Das Ganze bekam seinen Riss durch den Streit um das Grundstück in Guaqyaquil. Es sind vor allem die Rentner der Militärs, die lautstark ihre Stimme erheben. Die aktiven Soldaten können es nicht. Sie sind zur Loyalität verpflichtet.
Präsident Correa hat einen Feuerwehrmann in seiner Partei, Ricardo Patiño. Er hat schon manche Schlacht für ihn geschlagen. Er war lange Zeit Außenminister, besonders in der Zeit der Auseinandersetzungen mit den USA. Dann hat er parteiinterne Schwierigkeiten geschlichtet und das in Rekordzeit von 2 - 3 Monaten. Jetzt ist er Verteidigungsminister. Also spürte Correa klar, dass hier etwas zu verbessern ist. Dieser Minister besucht derzeit die großen Kasernen. Dabei möchte er eine Einheit herstellen zwischen den Berufssoldaten und den Wehrpflichtigen. Dort herrscht nämlich die wirkliche Kluft. In Ecuador gibt es laut Gesetz eine allgemeine Wehrpflicht, zu der nach Jahrgängen aufgerufen wird. Aber die wenigsten gehen wirklich hin. Wer etwas auf sich hält, drückt sich um diesen Dienst mit Geld oder anderen Ausreden. Beispiel: Aus unserer Kirchengemeinde in Quito und jahrelanger Jugendarbeit kenne ich keinen jungen Mann, der in den letzten 26 Jahren eingezogen wurde. Aber die ärmere Bevölkerungsschicht, besonders die Indianer, schicken ihre Kinder zum Wehrdienst.
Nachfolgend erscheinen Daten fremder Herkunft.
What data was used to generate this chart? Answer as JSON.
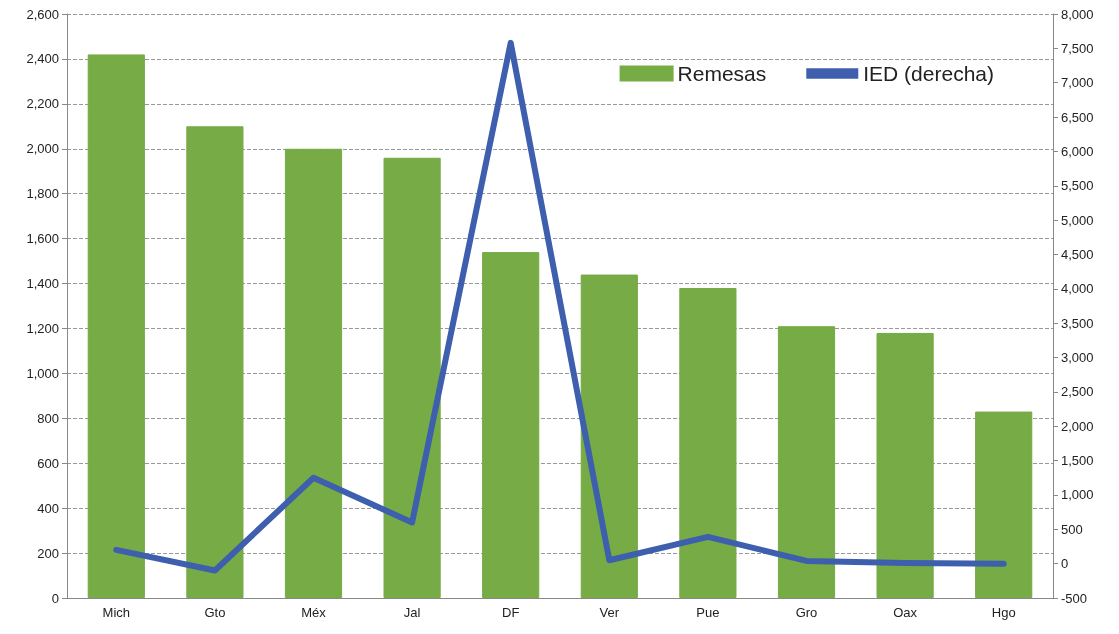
{
  "chart_data": {
    "type": "bar",
    "categories": [
      "Mich",
      "Gto",
      "Méx",
      "Jal",
      "DF",
      "Ver",
      "Pue",
      "Gro",
      "Oax",
      "Hgo"
    ],
    "series": [
      {
        "name": "Remesas",
        "color": "#76ab45",
        "values": [
          2420,
          2100,
          2000,
          1960,
          1540,
          1440,
          1380,
          1210,
          1180,
          830
        ]
      },
      {
        "name": "IED (derecha)",
        "type": "line",
        "axis": "y2",
        "color": "#3e5fad",
        "values": [
          200,
          -100,
          1250,
          600,
          7580,
          50,
          390,
          40,
          10,
          0
        ]
      }
    ],
    "ylim": [
      0,
      2600
    ],
    "yticks": [
      0,
      200,
      400,
      600,
      800,
      {
        "value": 1000,
        "label": "1,000"
      },
      {
        "value": 1200,
        "label": "1,200"
      },
      {
        "value": 1400,
        "label": "1,400"
      },
      {
        "value": 1600,
        "label": "1,600"
      },
      {
        "value": 1800,
        "label": "1,800"
      },
      {
        "value": 2000,
        "label": "2,000"
      },
      {
        "value": 2200,
        "label": "2,200"
      },
      {
        "value": 2400,
        "label": "2,400"
      },
      {
        "value": 2600,
        "label": "2,600"
      }
    ],
    "y2lim": [
      -500,
      8000
    ],
    "y2ticks": [
      -500,
      0,
      500,
      {
        "value": 1000,
        "label": "1,000"
      },
      {
        "value": 1500,
        "label": "1,500"
      },
      {
        "value": 2000,
        "label": "2,000"
      },
      {
        "value": 2500,
        "label": "2,500"
      },
      {
        "value": 3000,
        "label": "3,000"
      },
      {
        "value": 3500,
        "label": "3,500"
      },
      {
        "value": 4000,
        "label": "4,000"
      },
      {
        "value": 4500,
        "label": "4,500"
      },
      {
        "value": 5000,
        "label": "5,000"
      },
      {
        "value": 5500,
        "label": "5,500"
      },
      {
        "value": 6000,
        "label": "6,000"
      },
      {
        "value": 6500,
        "label": "6,500"
      },
      {
        "value": 7000,
        "label": "7,000"
      },
      {
        "value": 7500,
        "label": "7,500"
      },
      {
        "value": 8000,
        "label": "8,000"
      }
    ],
    "grid": "y",
    "legend": "top right",
    "marker": "none",
    "line_style": "solid"
  }
}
Dann sind sie versorgt, können dort zwei keine wirkliche Berufsausbildung erwerben, aber viele Fähigkeiten, die ihnen später nützlich sein können.

Wie der Streit um die Sozialversicherung der Berufssoldaten ausgehen wird, wissen wir nicht. Wir merken, dass sich allen Äußerungen der Regierung zum Trotz ein anderes Loch auftut. Der bankrotte Staat spart derzeit an den Wehrpflichtigen und hat ihnen die Krankenversicherung gestrichen. Wenn also ein Wehrpflichtiger zum Zahnarzt geht oder sonst ärztlich gehandelt werden muss, dann ist für ihn das Militärkrankenhaus tabu. Dann muss er sich seinen Arzt selbst suchen und bezahlen. Das erleben wir derzeit in unserer Klinik in Shell. Zwischen den Worten eines Ministern und der täglichen Praxis klaffen Welten, aber davon meldet die Presse nichts. Der Streit der Berufssoldaten und ihre soziale Absicherung ist wichtiger als der kleine Soldat. Dort spart der Staat am meisten.